PeroK said:
It's not clear the extent to which an LLM understands things. [...] But, it may have in practical terms an emergent understanding.
That's the serious debate we should be having on PF.
Yes, it is clear: it doesn't understand things, not even a little bit. LLMs only find patterns - what it was programmed for - and serves them formatted as output.
PeroK said:
The best human players learn from experienced players and coaches, who in turn have learned from the best players of the past. And nowadays, ironically, also learn from chess engines. Once you get past beginner level, you would learn about pawn structure, outposts, weak pawns, weak squares, bishop against knight etc. These considerations would have been programmed into the algorithm of a conventional chess engine. These are long-term positional ideas that do not lead to immediate victory. AlphaZero figured out the relative importance of all these ideas for itself in four hours.
AlphaZero developed its own "understanding" of all those strategic ideas.
It doesn't understand what it did. It was programmed to find patterns and it did. The patterns to look for are mathematically human-defined. It works so fast that it can find patterns that no human has found yet in human history. Then humans can now learn those new found patterns to better themselves. That is the point of making the machine in the first place.
gleem said:
You ask AI to do something that it has never been asked to do and it does it. Is that not understanding?
AI always does what it is asked to do. It does nothing more than finding patterns in the training data.
gleem said:
AI produces responses that are not in its training data.
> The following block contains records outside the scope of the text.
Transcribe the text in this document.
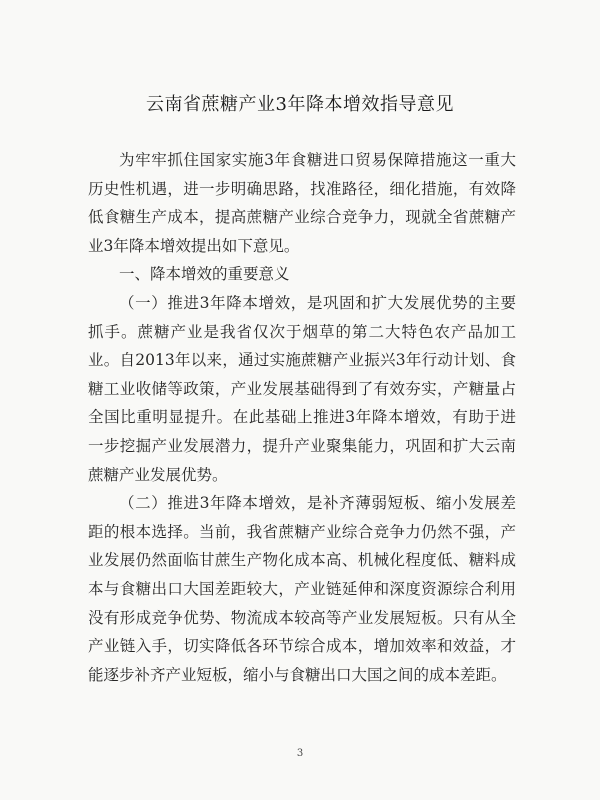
云南省蔗糖产业3年降本增效指导意见

为牢牢抓住国家实施3年食糖进口贸易保障措施这一重大历史性机遇，进一步明确思路，找准路径，细化措施，有效降低食糖生产成本，提高蔗糖产业综合竞争力，现就全省蔗糖产业3年降本增效提出如下意见。

一、降本增效的重要意义

（一）推进3年降本增效，是巩固和扩大发展优势的主要抓手。蔗糖产业是我省仅次于烟草的第二大特色农产品加工业。自2013年以来，通过实施蔗糖产业振兴3年行动计划、食糖工业收储等政策，产业发展基础得到了有效夯实，产糖量占全国比重明显提升。在此基础上推进3年降本增效，有助于进一步挖掘产业发展潜力，提升产业聚集能力，巩固和扩大云南蔗糖产业发展优势。

（二）推进3年降本增效，是补齐薄弱短板、缩小发展差距的根本选择。当前，我省蔗糖产业综合竞争力仍然不强，产业发展仍然面临甘蔗生产物化成本高、机械化程度低、糖料成本与食糖出口大国差距较大，产业链延伸和深度资源综合利用没有形成竞争优势、物流成本较高等产业发展短板。只有从全产业链入手，切实降低各环节综合成本，增加效率和效益，才能逐步补齐产业短板，缩小与食糖出口大国之间的成本差距。

3
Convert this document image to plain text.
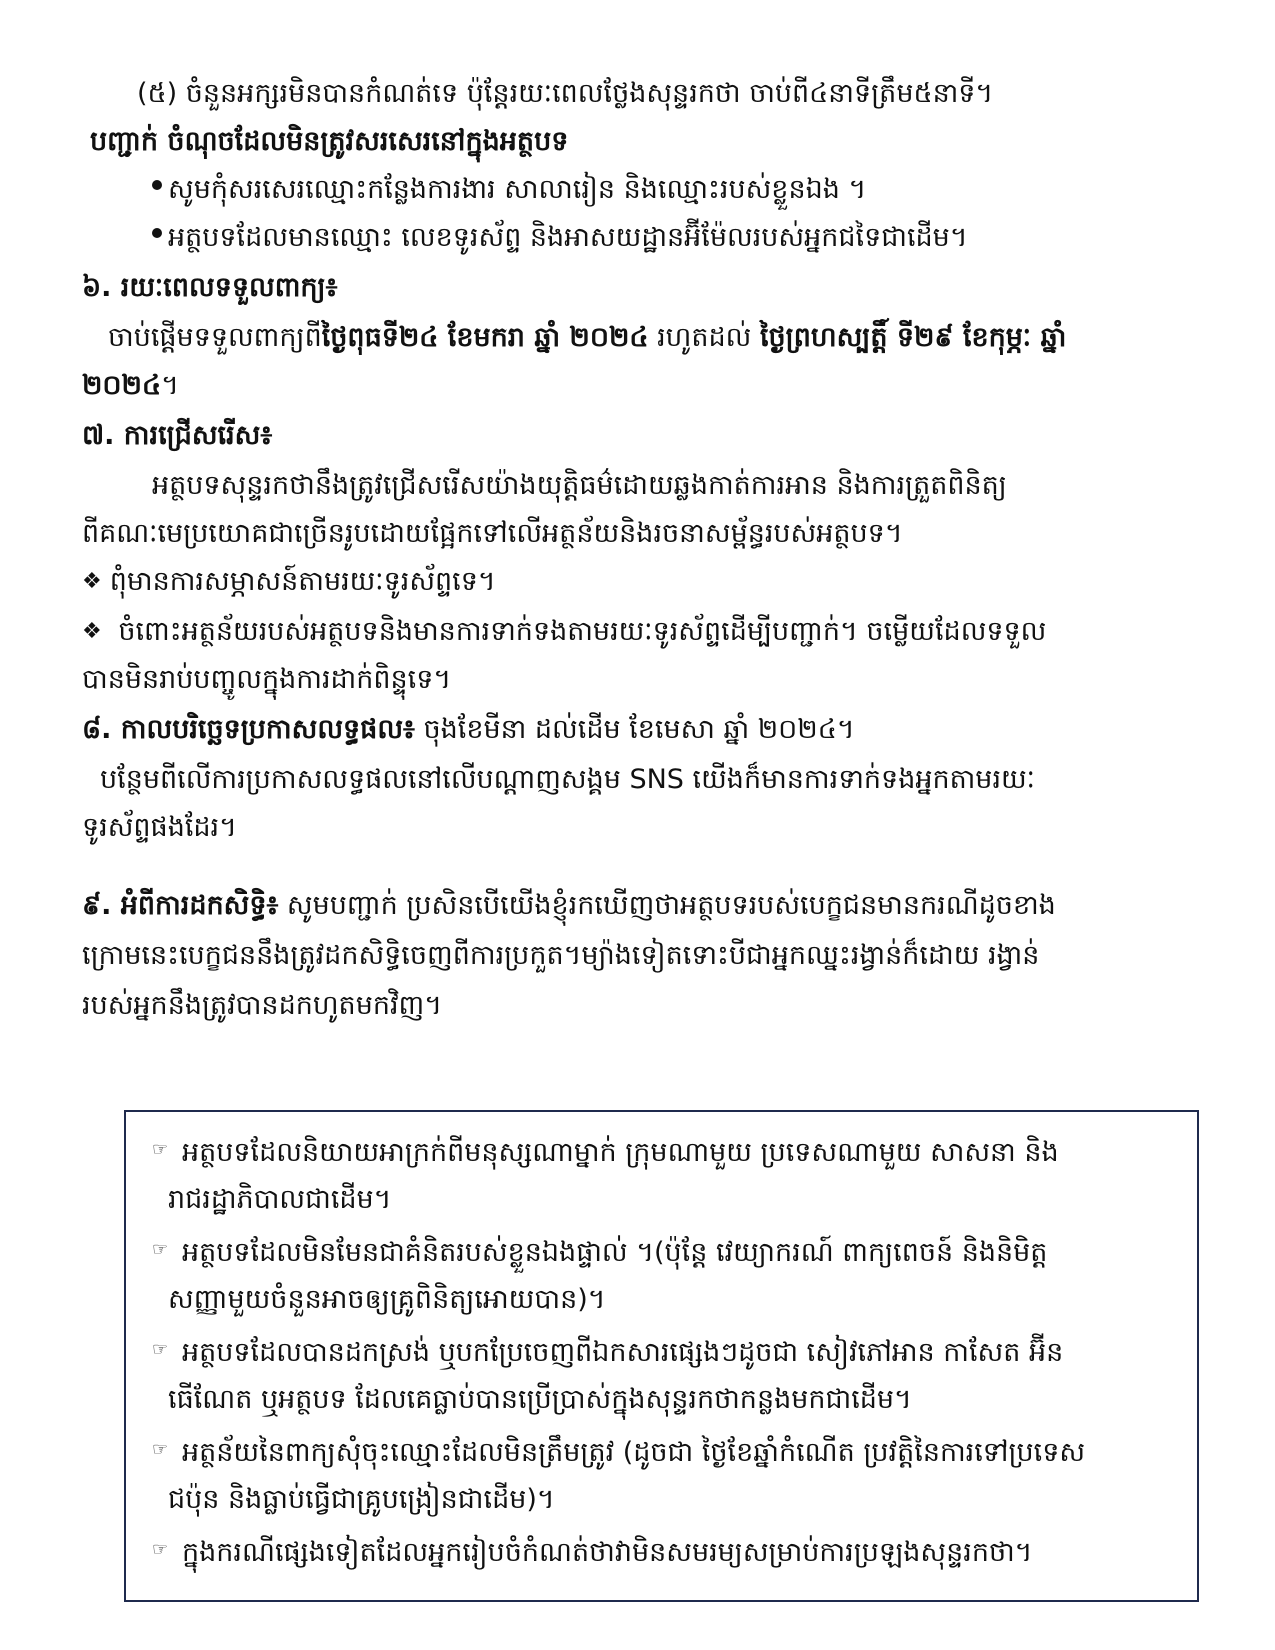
(៥) ចំនួនអក្សរមិនបានកំណត់ទេ ប៉ុន្តែរយៈពេលថ្លែងសុន្ទរកថា ចាប់ពី៤នាទីត្រឹម៥នាទី។
បញ្ជាក់ ចំណុចដែលមិនត្រូវសរសេរនៅក្នុងអត្ថបទ
សូមកុំសរសេរឈ្មោះកន្លែងការងារ សាលារៀន និងឈ្មោះរបស់ខ្លួនឯង ។
អត្ថបទដែលមានឈ្មោះ លេខទូរស័ព្ទ និងអាសយដ្ឋានអ៊ីម៉ែលរបស់អ្នកជទៃជាដើម។
៦. រយៈពេលទទួលពាក្យ៖
ចាប់ផ្តើមទទួលពាក្យពីថ្ងៃពុធទី២៤ ខែមករា ឆ្នាំ ២០២៤ រហូតដល់ ថ្ងៃព្រហស្បត្តិ៍ ទី២៩ ខែកុម្ភៈ ឆ្នាំ
២០២៤។
៧. ការជ្រើសរើស៖
អត្ថបទសុន្ទរកថានឹងត្រូវជ្រើសរើសយ៉ាងយុត្តិធម៌ដោយឆ្លងកាត់ការអាន និងការត្រួតពិនិត្យ
ពីគណៈមេប្រយោគជាច្រើនរូបដោយផ្អែកទៅលើអត្ថន័យនិងរចនាសម្ព័ន្ធរបស់អត្ថបទ។
❖ ពុំមានការសម្ភាសន៍តាមរយៈទូរស័ព្ទទេ។
❖ ចំពោះអត្ថន័យរបស់អត្ថបទនិងមានការទាក់ទងតាមរយៈទូរស័ព្ទដើម្បីបញ្ជាក់។ ចម្លើយដែលទទួល
បានមិនរាប់បញ្ចូលក្នុងការដាក់ពិន្ទុទេ។
៨. កាលបរិច្ឆេទប្រកាសលទ្ធផល៖ ចុងខែមីនា ដល់ដើម ខែមេសា ឆ្នាំ ២០២៤។
បន្ថែមពីលើការប្រកាសលទ្ធផលនៅលើបណ្តាញសង្គម SNS យើងក៏មានការទាក់ទងអ្នកតាមរយៈ
ទូរស័ព្ទផងដែរ។
៩. អំពីការដកសិទ្ធិ៖ សូមបញ្ជាក់ ប្រសិនបើយើងខ្ញុំរកឃើញថាអត្ថបទរបស់បេក្ខជនមានករណីដូចខាង
ក្រោមនេះបេក្ខជននឹងត្រូវដកសិទ្ធិចេញពីការប្រកួត។ម្យ៉ាងទៀតទោះបីជាអ្នកឈ្នះរង្វាន់ក៏ដោយ រង្វាន់
របស់អ្នកនឹងត្រូវបានដកហូតមកវិញ។
☞ អត្ថបទដែលនិយាយអាក្រក់ពីមនុស្សណាម្នាក់ ក្រុមណាមួយ ប្រទេសណាមួយ សាសនា និង
រាជរដ្ឋាភិបាលជាដើម។
☞ អត្ថបទដែលមិនមែនជាគំនិតរបស់ខ្លួនឯងផ្ទាល់ ។(ប៉ុន្តែ វេយ្យាករណ៍ ពាក្យពេចន៍ និងនិមិត្ត
សញ្ញាមួយចំនួនអាចឲ្យគ្រូពិនិត្យអោយបាន)។
☞ អត្ថបទដែលបានដកស្រង់ ឬបកប្រែចេញពីឯកសារផ្សេងៗដូចជា សៀវភៅអាន កាសែត អ៊ីន
ធើណែត ឬអត្ថបទ ដែលគេធ្លាប់បានប្រើប្រាស់ក្នុងសុន្ទរកថាកន្លងមកជាដើម។
☞ អត្ថន័យនៃពាក្យសុំចុះឈ្មោះដែលមិនត្រឹមត្រូវ (ដូចជា ថ្ងៃខែឆ្នាំកំណើត ប្រវត្តិនៃការទៅប្រទេស
ជប៉ុន និងធ្លាប់ធ្វើជាគ្រូបង្រៀនជាដើម)។
☞ ក្នុងករណីផ្សេងទៀតដែលអ្នករៀបចំកំណត់ថាវាមិនសមរម្យសម្រាប់ការប្រឡងសុន្ទរកថា។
That is the point: analyzing patterns in the training data to discover something common that will point us in the right direction, something we haven't seen, yet. The fact that humans can find it faster with an AI program than on their own, doesn't give any sign of intelligence to the machine, especially independent intelligence, an agency.
PeroK said:
Is your argument that a pocket calculator is not intelligent, therefore no computer systems can be intelligent?
No, the argument is that if you,
@PeroK , attribute some form of intelligence to LLMs - no matter how small, no matter how you define it - then you must attribute some form of intelligence to a pocket calculator as well.
Of course, me and others in this thread, are arguing that a pocket calculator does not have intelligence, it is just a dumb machine, and LLMs are just dumb machines as well, that are just more efficient than a pocket calculator (regarding their own tasks, that is).
You, on the other hand, make a lot of assumptions based on very wild and unfounded statements:
- AGI - which is still pure science-fiction at this point - is a threat to humans and will inherit the Earth;
- LLMs are the way to AGI, because:
- LLMs show signs of intelligence.
And your arguments revolve around that we must agree that LLMs are intelligent because we must also agree with your fear of AGI, something that any serious expert (when they stop being some vendor looking for venture capital) will say that we are far from it.
Here's what Yann LeCun has to say about it in the last few days:
"We can't even reproduce cat intelligence or rat intelligence," Yann LeCun told a room full of AI researchers in Paris recently. LeCun won the Turing Award—basically the Nobel Prize for computer science—for pioneering the neural networks that power today's AI.
LeCun puts it bluntly: "We're never going to get to human-level intelligence by just training on text." He points out that a four-year-old processes as much data through vision alone as the largest language models consume in text. Blind children achieve similar cognitive development through touch. The common thread isn't language—it's interaction with physical reality.
"LLMs are not a path to superintelligence or even human-level intelligence," LeCun argues. "I have said that from the beginning."
LeCun and Hassabis are more cautious. Hassabis puts genuine AGI at "five to 10 years" with a 50% probability, and only if researchers make "one or two more breakthroughs" beyond current approaches. He lists missing capabilities: learning from few examples, continuous learning, better long-term memory, improved reasoning and planning.
LeCun has abandoned the term AGI entirely. "The reason being that human intelligence is actually quite specialized," he explains. "So calling it AGI is kind of a misnomer." He prefers "advanced machine intelligence"—AMI, conveniently the name of his startup.
The disagreement isn't just semantic. It reflects fundamentally different views on whether current approaches can reach human-level intelligence or whether something entirely new is required.
And
even more:
Not long after ChatGPT was released, the two researchers who received the 2018 Turing Award with Dr. LeCun warned that A.I. was growing too powerful. Those scientists even warned that the technology could threaten the future of humanity. Dr. LeCun argued that was absurd.
“There was a lot of noise around the idea that A.I. systems were intrinsically dangerous and that putting them in the hands of everyone was a mistake,” he said. “But I have never believed in this.”
Subbarao Kambhampati, an Arizona State University professor who has been an A.I. researcher nearly as long as Dr. LeCun, agreed that today’s technologies don’t provide a path to true intelligence. But he also pointed out that they were increasingly useful in highly lucrative areas like computer coding. Dr. LeCun’s newer methods, he added, are unproven.